2006/02/17

Secção de leituras

Há dias lia numa crónica de João Bénard da Costa que, muitas vezes, não somos nós que encontramos os livros, mas sim eles, livros, que nos encontram. Certíssimo, como sempre.

Há mais de um ano, no aeroporto de Recife, aguardando o embarque para um voo transatlântico de muitas horas e com o stock de leituras que havia levado de cá já completamente lido, entrei numa livraria. Como livro do dia, "64 contos" de Rubem Fonseca, um calhamaço de mais de 800 páginas, aspecto algo tosco, mas que, contudo, se riu para mim. Comprei-o, claro. As referências que tinha de Rubem Fonseca eram praticamente nulas, confesso, mas durante o voo deu para inverter radicalmente essa situação. Aeroporto de Lisboa, trâmites alfandegários, o livro vai para o porão de um saco de mão, o saco que normalmente uso em viagens profissionais, e começa a "ganhar cama" lá no fundo, maioritariamente por preguiça. Nos hotéis nacionais, quando conseguia chegar mais cedo ao quarto, ainda o resgatava ao seu refúgio, mas o cansaço não me permitia ler mais que quatro ou cinco páginas avulsas, sem tempo, portanto, para tomar o gosto (melhor diria relembrar) ao seu esplendor.

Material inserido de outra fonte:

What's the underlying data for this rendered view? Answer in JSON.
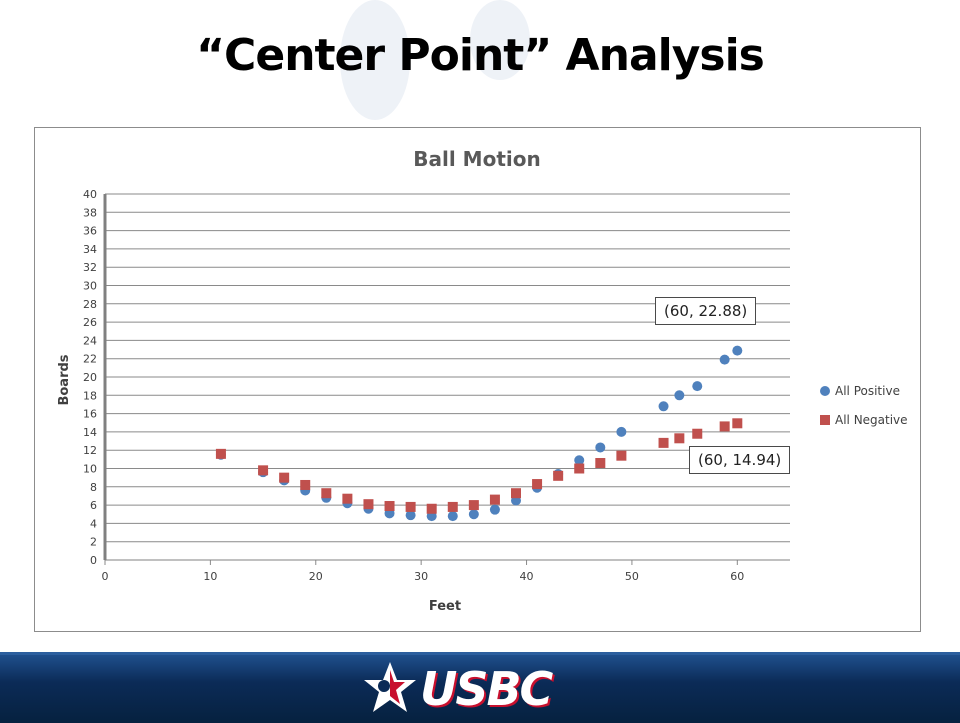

E eis que chegam os últimos dias, catadupas de acontecimentos, e de repente disponho de mais algum tempo para ler. Os contos lá continuavam, a olhar para mim - e fizeram bem nessa persistência, pois as tais 800 páginas parecem agora 8, de tão depressa que se estão a passar!

Que crueza, que realismo, e, ao mesmo tempo, que mistério, que beleza. O Brasil deve ter mais a ver com isto, acho eu.

Dominó

Existem estigmas e sindromas que, por um motivo ou outro, teremos que carregar toda a vida. No meu caso pessoal, uma das coisas que mais frustrado me deixa consiste na incapacidade de, no contacto pessoal, transmitir às outras pessoas o tipo de ser humano que eu sou. Uma grande timidez desde pequeno, a rasar as fronteiras do caso patológico, a juntar a uma memória fotográfica de duração inferior à de um peixinho vermelho, criam em muitas das pessoas que me conhecem a ideia de que sou afectado e até antipático - o que, como poucos saberão, é uma ideia perfeitamente injusta!

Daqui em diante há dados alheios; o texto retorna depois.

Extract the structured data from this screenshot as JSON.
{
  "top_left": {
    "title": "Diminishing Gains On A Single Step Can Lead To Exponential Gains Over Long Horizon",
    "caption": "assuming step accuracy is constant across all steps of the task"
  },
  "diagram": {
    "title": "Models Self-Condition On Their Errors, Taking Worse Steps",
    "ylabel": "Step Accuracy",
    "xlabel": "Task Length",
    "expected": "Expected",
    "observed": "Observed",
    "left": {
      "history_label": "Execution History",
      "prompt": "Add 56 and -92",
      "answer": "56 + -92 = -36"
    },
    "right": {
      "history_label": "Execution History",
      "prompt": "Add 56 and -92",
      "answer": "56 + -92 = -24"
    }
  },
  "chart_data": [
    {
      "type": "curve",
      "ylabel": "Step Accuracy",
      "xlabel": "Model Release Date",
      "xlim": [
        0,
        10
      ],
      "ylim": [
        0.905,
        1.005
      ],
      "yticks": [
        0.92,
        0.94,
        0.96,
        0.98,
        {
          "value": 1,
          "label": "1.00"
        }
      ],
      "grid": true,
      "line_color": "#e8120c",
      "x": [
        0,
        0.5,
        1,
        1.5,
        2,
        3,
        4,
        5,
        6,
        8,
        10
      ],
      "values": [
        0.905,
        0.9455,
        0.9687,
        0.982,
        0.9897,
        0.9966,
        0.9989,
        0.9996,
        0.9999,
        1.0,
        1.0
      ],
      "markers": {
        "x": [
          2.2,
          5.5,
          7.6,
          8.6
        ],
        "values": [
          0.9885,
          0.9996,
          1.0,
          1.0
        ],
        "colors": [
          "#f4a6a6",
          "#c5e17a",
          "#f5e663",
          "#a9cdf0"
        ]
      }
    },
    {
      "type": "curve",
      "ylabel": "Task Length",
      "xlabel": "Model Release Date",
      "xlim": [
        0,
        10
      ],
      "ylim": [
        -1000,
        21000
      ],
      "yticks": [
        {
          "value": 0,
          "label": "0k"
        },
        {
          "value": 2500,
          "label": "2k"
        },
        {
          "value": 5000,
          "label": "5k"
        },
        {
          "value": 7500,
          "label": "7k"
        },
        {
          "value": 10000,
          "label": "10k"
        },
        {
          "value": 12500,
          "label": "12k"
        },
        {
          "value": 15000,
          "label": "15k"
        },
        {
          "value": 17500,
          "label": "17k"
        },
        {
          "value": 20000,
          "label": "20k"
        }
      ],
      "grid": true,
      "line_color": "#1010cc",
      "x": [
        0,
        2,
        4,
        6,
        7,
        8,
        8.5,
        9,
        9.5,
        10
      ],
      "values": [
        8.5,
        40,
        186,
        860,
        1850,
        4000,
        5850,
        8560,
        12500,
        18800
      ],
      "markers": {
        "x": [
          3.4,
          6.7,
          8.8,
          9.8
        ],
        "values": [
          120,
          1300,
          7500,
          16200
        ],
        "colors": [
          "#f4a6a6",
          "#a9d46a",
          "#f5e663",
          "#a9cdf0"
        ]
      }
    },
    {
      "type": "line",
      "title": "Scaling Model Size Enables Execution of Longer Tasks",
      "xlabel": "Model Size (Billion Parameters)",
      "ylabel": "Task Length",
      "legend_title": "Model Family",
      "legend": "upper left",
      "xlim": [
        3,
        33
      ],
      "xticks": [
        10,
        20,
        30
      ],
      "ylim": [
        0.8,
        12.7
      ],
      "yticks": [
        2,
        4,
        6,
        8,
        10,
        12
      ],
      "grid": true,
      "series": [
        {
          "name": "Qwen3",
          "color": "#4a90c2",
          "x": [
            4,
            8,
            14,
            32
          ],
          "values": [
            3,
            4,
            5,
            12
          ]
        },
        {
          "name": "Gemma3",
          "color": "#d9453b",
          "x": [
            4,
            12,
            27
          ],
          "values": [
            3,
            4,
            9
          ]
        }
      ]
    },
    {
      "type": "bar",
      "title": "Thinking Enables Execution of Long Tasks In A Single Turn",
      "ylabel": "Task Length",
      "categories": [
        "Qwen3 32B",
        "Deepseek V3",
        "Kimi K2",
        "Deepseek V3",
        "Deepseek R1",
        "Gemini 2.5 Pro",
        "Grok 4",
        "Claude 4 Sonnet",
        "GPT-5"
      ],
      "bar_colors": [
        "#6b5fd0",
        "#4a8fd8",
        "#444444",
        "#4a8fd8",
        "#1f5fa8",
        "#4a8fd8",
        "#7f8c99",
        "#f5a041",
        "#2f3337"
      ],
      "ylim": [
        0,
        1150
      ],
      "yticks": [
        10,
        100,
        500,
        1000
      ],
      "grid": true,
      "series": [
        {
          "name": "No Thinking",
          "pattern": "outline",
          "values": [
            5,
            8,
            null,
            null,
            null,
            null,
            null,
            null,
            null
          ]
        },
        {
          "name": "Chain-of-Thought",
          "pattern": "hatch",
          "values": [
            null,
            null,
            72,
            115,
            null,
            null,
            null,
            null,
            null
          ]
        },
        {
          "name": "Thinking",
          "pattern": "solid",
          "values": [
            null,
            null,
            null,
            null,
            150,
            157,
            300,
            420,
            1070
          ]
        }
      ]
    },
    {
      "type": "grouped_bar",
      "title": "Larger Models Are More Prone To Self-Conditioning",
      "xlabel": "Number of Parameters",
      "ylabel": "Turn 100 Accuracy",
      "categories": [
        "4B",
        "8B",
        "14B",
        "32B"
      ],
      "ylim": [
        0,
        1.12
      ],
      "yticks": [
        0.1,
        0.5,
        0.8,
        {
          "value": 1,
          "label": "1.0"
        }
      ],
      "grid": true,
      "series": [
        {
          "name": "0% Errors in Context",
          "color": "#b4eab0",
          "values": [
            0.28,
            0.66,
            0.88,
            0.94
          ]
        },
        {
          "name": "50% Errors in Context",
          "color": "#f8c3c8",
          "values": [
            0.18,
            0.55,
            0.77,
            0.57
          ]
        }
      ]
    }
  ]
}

Agora a história repete-se: divorciado recente, mas, contrariando as imagens feitas, mantendo uma vida relativamente sossegada e praticamente sem casos boémios, tenho dificuldade em fazer as pessoas acreditarem que é assim que a minha vida se passa na verdade e que o meu sonho, longe de ser o de um playboy, passa por coisas muito mais prosaicas e mundanas - comezinhas até, secalhar.

Mas afinal a culpa só pode ser minha, não é?